Cyberjuridiction au Bénin : 15 ans de prison pour un stagiaire du Trésor public pour avoir volé des pensions des retraités.

La Cour de Répression des Infractions Économiques et du Terrorisme (CRIET), statuant en matière criminelle et en premier ressort, a condamné, lundi 16 mars 2020, Amour Magnidé, stagiaire du Trésor public et Pharell Ponty Ahouaga , respectivement à 15 ans et 7 ans d'emprisonnement ferme. Deux accusés du premier dossier inscrit au rôle de la troisième session criminelle au titre de l'année judiciaire 2019-2020 de la CRIET.
Amour Magnidé est poursuivi pour détournement de deniers publics et Pharell Ponty Ahouaga pour complicité de détournement de deniers publics. Le déficit estimé à la somme de 40 696 100 FCFA, représente les pensions de plusieurs fonctionnaires retraités et payés par le Trésor public. Les victimes sont plus d'une cinquantaine dont un haut magistrat et ancien président de l'Autorité Nationale de Lutte contre la Corruption (ANLC), un ex-chef d'état-major général des Forces armées béninoises, un ancien secrétaire général du gouvernement et bien d'autres personnalités. Un délit qui frise l’étonnement quand on se rend compte qu’au moment des faits Amour Magnidé, 22 ans n'était qu'un simple stagiaire au Trésor public.

Exposé des faits
Ayant reconnu les faits, Amour Magnidé a expliqué que son mode opératoire consistait à manipuler le système informatique de virement des pensions dans les banques et à les orienter vers divers comptes que son acolyte Pharell Ponty Ahouaga, ami de quartier et logisticien de formation l'a aidé à créer. Amour Magnidé faisait également les virements incriminés dans le compte de sa mère Mme Diane Catrayé, vendeuse de charbon.

Comment un stagiaire a pu avoir un accès aussi facile au logiciel aussi capital ?
L’accusé a expliqué que son supérieur hiérarchique, Modeste Yétongnon lui a communiqué le mot de passe de l'outil informatique. Par ce geste, il aidait souvent son supérieur parfois débordé dans ses tâches de virements des pensions. Cette pratique de l'utilisation des stagiaires, même à des postes aussi sensibles de l'administration publique surpris le président de la cour de céans qui a invité à la barre le représentant du Trésor public, Mathieu Hounnanou, inspecteur général des Services du Trésor. Ce dernier précise que le Trésor public fait souvent recours aux stagiaires pour suppléer au manque criard de personnel  au Trésor public. Sans la contribution des stagiaires, il sera difficile au Trésor public de tourner correctement aujourd'hui, soutient Mathieu Hounnanou.

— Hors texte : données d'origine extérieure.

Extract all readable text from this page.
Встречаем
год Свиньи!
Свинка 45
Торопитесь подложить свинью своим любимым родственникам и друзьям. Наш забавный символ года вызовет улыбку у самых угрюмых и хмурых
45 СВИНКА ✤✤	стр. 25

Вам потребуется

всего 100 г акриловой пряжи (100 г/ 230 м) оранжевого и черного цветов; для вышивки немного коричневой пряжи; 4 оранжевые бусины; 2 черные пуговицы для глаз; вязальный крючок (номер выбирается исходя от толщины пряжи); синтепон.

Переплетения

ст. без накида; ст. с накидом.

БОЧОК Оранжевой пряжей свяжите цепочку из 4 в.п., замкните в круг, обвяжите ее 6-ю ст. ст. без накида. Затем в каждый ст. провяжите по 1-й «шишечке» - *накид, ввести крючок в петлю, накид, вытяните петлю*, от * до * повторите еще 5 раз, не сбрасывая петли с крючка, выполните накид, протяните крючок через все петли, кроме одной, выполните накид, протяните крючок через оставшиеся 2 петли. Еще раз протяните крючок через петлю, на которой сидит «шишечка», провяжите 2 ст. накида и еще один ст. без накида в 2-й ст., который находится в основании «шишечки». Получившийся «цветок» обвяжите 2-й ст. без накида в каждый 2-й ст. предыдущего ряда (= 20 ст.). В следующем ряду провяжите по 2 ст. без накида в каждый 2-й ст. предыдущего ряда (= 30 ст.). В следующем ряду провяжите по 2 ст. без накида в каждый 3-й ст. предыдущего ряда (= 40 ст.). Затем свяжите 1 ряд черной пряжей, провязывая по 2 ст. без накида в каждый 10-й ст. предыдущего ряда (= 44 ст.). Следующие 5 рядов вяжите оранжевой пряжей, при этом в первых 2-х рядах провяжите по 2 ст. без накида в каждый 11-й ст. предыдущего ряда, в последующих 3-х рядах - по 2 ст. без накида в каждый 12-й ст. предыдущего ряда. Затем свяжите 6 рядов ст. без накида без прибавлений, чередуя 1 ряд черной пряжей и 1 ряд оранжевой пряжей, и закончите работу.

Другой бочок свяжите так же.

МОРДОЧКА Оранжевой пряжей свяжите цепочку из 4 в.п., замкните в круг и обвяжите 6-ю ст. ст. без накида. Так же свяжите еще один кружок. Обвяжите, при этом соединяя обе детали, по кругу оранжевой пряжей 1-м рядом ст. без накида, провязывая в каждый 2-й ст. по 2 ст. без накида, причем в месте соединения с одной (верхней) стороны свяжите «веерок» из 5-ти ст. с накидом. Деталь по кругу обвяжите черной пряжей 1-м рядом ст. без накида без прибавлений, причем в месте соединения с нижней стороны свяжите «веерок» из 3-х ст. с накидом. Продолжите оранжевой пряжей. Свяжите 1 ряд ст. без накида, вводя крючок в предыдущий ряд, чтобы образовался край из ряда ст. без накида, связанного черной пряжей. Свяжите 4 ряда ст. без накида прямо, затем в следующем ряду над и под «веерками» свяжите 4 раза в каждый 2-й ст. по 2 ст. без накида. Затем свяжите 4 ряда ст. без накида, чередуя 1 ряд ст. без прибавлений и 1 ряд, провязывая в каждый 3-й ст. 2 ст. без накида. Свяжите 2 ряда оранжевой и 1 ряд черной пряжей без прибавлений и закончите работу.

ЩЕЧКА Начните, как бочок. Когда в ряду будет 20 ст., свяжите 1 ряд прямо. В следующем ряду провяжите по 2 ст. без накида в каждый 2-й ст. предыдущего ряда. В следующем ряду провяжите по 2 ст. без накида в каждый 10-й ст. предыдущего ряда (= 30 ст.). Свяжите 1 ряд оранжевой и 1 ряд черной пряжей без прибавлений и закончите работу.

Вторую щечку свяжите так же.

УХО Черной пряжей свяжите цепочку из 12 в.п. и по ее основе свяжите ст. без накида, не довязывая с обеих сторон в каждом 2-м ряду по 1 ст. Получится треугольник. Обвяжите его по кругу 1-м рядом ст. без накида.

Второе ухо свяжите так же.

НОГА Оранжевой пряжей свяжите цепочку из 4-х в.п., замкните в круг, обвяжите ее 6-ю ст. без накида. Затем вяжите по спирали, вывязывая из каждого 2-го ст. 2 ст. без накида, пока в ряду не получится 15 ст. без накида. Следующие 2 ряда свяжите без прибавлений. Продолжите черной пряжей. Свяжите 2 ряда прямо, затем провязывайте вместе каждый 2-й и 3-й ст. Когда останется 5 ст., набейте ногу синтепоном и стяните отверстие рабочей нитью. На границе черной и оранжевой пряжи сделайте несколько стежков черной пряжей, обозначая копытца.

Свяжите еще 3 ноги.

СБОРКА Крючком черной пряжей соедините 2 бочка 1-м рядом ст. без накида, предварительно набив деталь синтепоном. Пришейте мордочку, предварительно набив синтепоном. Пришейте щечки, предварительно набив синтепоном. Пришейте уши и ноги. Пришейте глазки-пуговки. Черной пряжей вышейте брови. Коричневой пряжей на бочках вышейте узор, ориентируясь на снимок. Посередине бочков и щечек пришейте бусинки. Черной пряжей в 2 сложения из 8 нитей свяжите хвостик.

Le problème de déficit de personnel se pose dans toutes les administrations publiques dont la magistrature, relève le président de la cour. Si les supérieurs hiérarchiques de ces stagiaires ne font pas preuve de rigueur, ils seront tenus responsables des fautes pénales et civiles commises par ces agents non publics, observe avec insistance le président de la cour de céans, Cyriaque Edouard Dossa, par ailleurs président de la CRIET.

Résumé des faits
Amour Magnidé diplômé en comptabilité, sans emploi, sollicite et obtient un stage de six mois d'application et de consolidation des connaissances théoriques acquises au Trésor public entre 2013 et 2014. Très vite il fut déployé à la section virement de la pension et a pour attributions, entre autres, le virement des pensions des agents retraités qui perçoivent dans les banques. Son dévouement et sa détermination ont fait que son patron d'alors, le nommé Modeste Yétongnon lui faisait appel à chaque période de traitement des pensions et lui donnait, à l'occasion, son code d'accès au système de gestion et de paiement des pensions appelé Sicope. Il servait ainsi périodiquement lorsque courant 2016, il eut l'idée de substituer des comptes de bien des pensionnés dans plusieurs comptes dans les livres, notamment à Ecobank, à la BIBE, à la BOA, à UBA, à Diamond Bank et à Orabank. En pratique, il s'est servi d'un logiciel utilisé au Trésor pour réorienter les pensions d'autrui vers des comptes qu'il a créé avec l'aide de son co-accusé Pharell Ponty Ahouaga, son ami de quartier. Le compte Boa de sa mère, Diane Catrayé, inconnue du Trésor public, était également une loge de réception des virements incriminés.
Dans le processus établit, Pharell Ponty Ahouaga reçoit en guise de récompense une partie des montants que Amour Magnidé fait passer dans les comptes qu'il a ouvert à l'occasion. Une correspondance du ministre de l'Economie et des Finances en date du 20 septembre 2017 fit état d'un préjudice de 40 696 100 FCFA.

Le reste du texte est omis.